South Korea, being uber populated as it is, counts one of the most developed public transit systems I’ve ever experienced. And I’m not saying this lightly. Sure, Ulsan lags a little behind Busan and Seoul seeing as Ulsan City Hall refuses to build infrastructures for a metro due to the soil being supposedly too soft – some rumours say that it’s the bad boy Hyundai Corporation that has City Hall in its pocket, seeing as it has monopoly over the bus system. But all in all, even though Hyundai has monopoly, they at least understand how a monopoly works: there’s a ton of local bus lines. During my second year there, there were no less than ten bus lines that ran in front of my studio apartment. There’s even smaller neighbourhood buses that do little loop-de-loops and are cheaper for the folks that can’t afford the ~110W (roughly about a dollar) fee for the city buses or just need a little ride to the grocery store five blocks away. On top of that, there’s inter-city buses for people that don’t want to pay for train travel. I know several people that cross-countried from Ulsan in the south-east all the way to Seoul in the north-west for cheaper travel. Some of them did it as part of travel packages. And, last but not least, there’s the bullet train. Now, not everything is owned by Hyundai. Just the city buses in Ulsan, because Ulsan is the birthplace of Hyundai (I lived next to the Hyundai HHI shipyard my second year).

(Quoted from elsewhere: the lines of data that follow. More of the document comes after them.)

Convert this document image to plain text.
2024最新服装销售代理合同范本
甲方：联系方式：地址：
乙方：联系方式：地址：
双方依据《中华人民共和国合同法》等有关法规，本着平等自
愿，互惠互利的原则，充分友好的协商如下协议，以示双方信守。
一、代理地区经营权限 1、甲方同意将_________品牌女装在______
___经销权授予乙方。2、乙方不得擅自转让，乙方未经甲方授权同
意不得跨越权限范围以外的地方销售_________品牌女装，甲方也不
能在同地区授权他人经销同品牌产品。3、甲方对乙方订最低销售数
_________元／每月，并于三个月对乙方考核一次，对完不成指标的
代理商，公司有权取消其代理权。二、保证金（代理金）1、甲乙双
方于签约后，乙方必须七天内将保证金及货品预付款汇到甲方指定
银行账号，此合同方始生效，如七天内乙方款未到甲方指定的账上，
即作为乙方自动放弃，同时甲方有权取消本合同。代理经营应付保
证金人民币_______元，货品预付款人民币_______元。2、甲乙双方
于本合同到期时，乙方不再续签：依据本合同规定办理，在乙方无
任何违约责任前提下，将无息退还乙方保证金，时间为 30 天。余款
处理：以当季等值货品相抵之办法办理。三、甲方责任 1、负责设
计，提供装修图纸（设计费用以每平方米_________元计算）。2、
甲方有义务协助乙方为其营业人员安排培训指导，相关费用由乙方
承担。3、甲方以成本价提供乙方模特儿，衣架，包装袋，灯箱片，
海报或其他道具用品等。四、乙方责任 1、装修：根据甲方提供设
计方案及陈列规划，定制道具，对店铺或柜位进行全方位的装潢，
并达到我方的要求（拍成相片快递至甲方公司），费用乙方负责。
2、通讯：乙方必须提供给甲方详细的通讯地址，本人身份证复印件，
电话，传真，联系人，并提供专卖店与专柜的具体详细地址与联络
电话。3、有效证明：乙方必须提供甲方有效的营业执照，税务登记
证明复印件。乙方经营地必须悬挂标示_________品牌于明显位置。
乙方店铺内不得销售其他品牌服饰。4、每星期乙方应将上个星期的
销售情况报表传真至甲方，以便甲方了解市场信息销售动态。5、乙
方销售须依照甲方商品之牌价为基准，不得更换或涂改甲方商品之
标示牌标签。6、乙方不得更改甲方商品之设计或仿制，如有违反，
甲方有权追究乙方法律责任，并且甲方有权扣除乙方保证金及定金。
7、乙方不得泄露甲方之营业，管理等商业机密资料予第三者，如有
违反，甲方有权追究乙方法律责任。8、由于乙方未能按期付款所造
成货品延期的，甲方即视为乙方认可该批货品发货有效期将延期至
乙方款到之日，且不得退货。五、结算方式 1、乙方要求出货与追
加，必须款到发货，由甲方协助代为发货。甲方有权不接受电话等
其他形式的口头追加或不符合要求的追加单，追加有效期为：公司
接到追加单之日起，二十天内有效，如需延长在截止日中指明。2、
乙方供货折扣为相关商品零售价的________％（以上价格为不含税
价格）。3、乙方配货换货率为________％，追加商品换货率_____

While talking about how good of a service they offer, all buses offer wifi. Yes, you read right. All trains do, too. All buses are equipped with state-of-the-art GPS systems that at once tell commuters what the next stop is through previously-recorded voice intercom (kind of like the disembodied and oftentimes undecipherable voice of the lady in Montreal’s metro) and also indicates to people waiting at all bus stops where the bus is. On cold days it’s pretty nice to know where your bus is so you can plan to either freeze your butt off or grab a hot drink at the corner café (they’re everywhere!). They have apps that help you locate your bus, too. Pretty handy if the screen at your bus stop went boom for some reason. I used that app a lot while commuting. Yes, you do have to be able to read Korean, as this picture illustrates, but I was pretty proficient. Speaking is another story, but reading is easy as pie. Learn how to read Hangul in 15 minutes with this comic. No kidding, it really is that easy.
South Korea also uses a pay-per-use card for public transit called T-Money. It is refillable at any corner store (I myself used a phone charm that worked exactly the same). So, you know, you’re not paying for nothing like we do here with our monthly passes (I don’t use the bus or metro during the weekend). Bus fares are also considerably cheaper. I’m offended at how expensive bus fares are here. Last I checked, $3.25 for regular fare. Take notes, STM: if you want people to come, you need to give them prices they won’t balk at. It’s crazy! Every year they keep reporting that more and more people opt for public transit, and yet the prices keep rising, too. Makes no sense.
Montreal, you are not an intelligent city. When you can help people travel like in South Korea, which is undeniably not the most easy country to travel to due to language barriers (however, just learning to read Hangul makes it easy as pie to travel in Korea, but that’s just me), then you may begin boasting.